Just as sticklers as they are for that damn waiver, I can be a stickler and say the law DOES NOT say a waiver must be given, but only CONSENT OBTAINED. Color me didactic, but “consent” is defined as “permission”. Usually, an affirmative answer like “yes” means you agree.
I will never forgive State of California DSS and Don Mencarini for this. They are tyrants and cowards more interested in covering their own asses than in doing what is right.
From Kevan:
Oh, and by the way, the form for sibling contact is titled:
“Waiver of Rights to Confidentiality for Siblings”. The form they have for contact between birth parents and adoptees is titled:
“Consent for Contact”
Anyone smell a rat here? I do. And the rat’s name is Don Mencarini.
The instructions on the form say:
“This form must be witnesses by a representative of the California Department of Social Services (CDSS) or a California (CA) adoption agency licensed by CDSS, or notarized by a Notary Public.”
It also has a box to be checked that says “By signing this form, I voluntarily and knowingly waive my rights to the confidentiality of personal information known or contained in the files of the CDSS or the CA licensed adoption agency and give my consent to the CDSS or the CA licensed adoption agency to disclose my name and address to my sibling so he/she may contact me.”
BUT!!!!! The “Consent for Contact” form for birth parents /adoptees has the same box to check that says:
“By signing this form, I voluntarily give my consent to the CDSS or licensed adoption agency to disclose my name and address to my birth parent(s) so that he/she may contact me.”
NOW are you smelling a rat? I am and his name is still Don Mencarini.
Oh, and a separate form exists for siblings under 18, so they can’t claim that’s the whole reason for the threatening language in the sibling waiver.
Kevan
Part of their whole deal must be keeping this CI system about as well-known as the putative father registries. I live in California, am active in the adoption reform community, get lots of adoption emails daily – and I have heard zilch about any CI system here!
However, the California Birth Index does make searching much easier that it is in many states.
From Kevan:
Well, I just got off the phone with Don Mencarini at CDSS today, 01NOV07 1520HRS MST.
He told me he did mail my brother the health information I sent. At least he did that. But when asked why this law requires the negatively worded waiver as opposed to the sweetly-worded Consent for Contact form for birthparents, he dumped it Leno’s lap. LOL! He told me, “The Assemblymember who wrote the bill is responsible.” Ya don’t say! If Don is to be believed. And that Leno is the one who stipulated a waiver as opposed to just giving consent over the phone.

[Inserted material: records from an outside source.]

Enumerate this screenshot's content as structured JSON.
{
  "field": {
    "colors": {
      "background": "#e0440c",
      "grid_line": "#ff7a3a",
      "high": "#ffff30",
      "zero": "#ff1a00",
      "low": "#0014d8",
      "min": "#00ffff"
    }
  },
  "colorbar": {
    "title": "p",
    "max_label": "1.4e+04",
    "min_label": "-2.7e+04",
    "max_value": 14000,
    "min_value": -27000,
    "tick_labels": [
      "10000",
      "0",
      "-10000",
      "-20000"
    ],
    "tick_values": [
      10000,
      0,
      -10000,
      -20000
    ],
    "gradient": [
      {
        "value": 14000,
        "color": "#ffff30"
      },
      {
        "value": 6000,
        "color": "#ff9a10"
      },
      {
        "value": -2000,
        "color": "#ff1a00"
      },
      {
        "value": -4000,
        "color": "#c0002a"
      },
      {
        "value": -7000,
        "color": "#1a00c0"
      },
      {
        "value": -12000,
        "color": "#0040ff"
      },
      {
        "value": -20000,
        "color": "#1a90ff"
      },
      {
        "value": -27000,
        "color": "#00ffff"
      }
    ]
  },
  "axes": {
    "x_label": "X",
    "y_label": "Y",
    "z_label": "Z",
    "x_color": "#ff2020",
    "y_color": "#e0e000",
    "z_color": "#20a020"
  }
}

Well, well, well, if we are to believe Sir Don, then it appears our pal Mark Leno is just as I described. The truth is probably something more than that. It’s probably more like CDSS was TELLING Mark Leno what to write and he was happy to comply in order to look like the Shining Knight on Horseback.
Personally, I wouldn’t buy a used car from Don OR Mark Leno. I can tell you this Ford Pinto of a CI law dropped the tranny, blew a head gasket, and blew all four tires just pulling off the damned lot. I suppose now they can sell the new CI law as, “Yep, this is a great like-new CI law! It’s only been used by a little 40 year old guy in Flagstaff, Arizona! Hey, take it today and we’ll throw in some new seat covers.”
WTF, over? Roger that.
Kevan
ARGH! I feel ya, Kevan. I’m going through exactly the same thing with Holt International right now.
Third party in this case equals a CORPORATION. Like I can trust THEM to represent my interests, when they’re the people who sold me in the first place! I can hear the conversation with my possible sister now, “this crazy girl keeps insisting we contact you because she thinks you might be her sister. You can see what she wants, or maybe if you ignore it she will go away.”
Back door to finding your parents my arse…separating sibling groups is/should be a criminal offense. Nobody’s going to be hurt by allowing us to make first contact ourselves.
That waiver stinks and I hope you can find a legislator to help Californians get the language changed.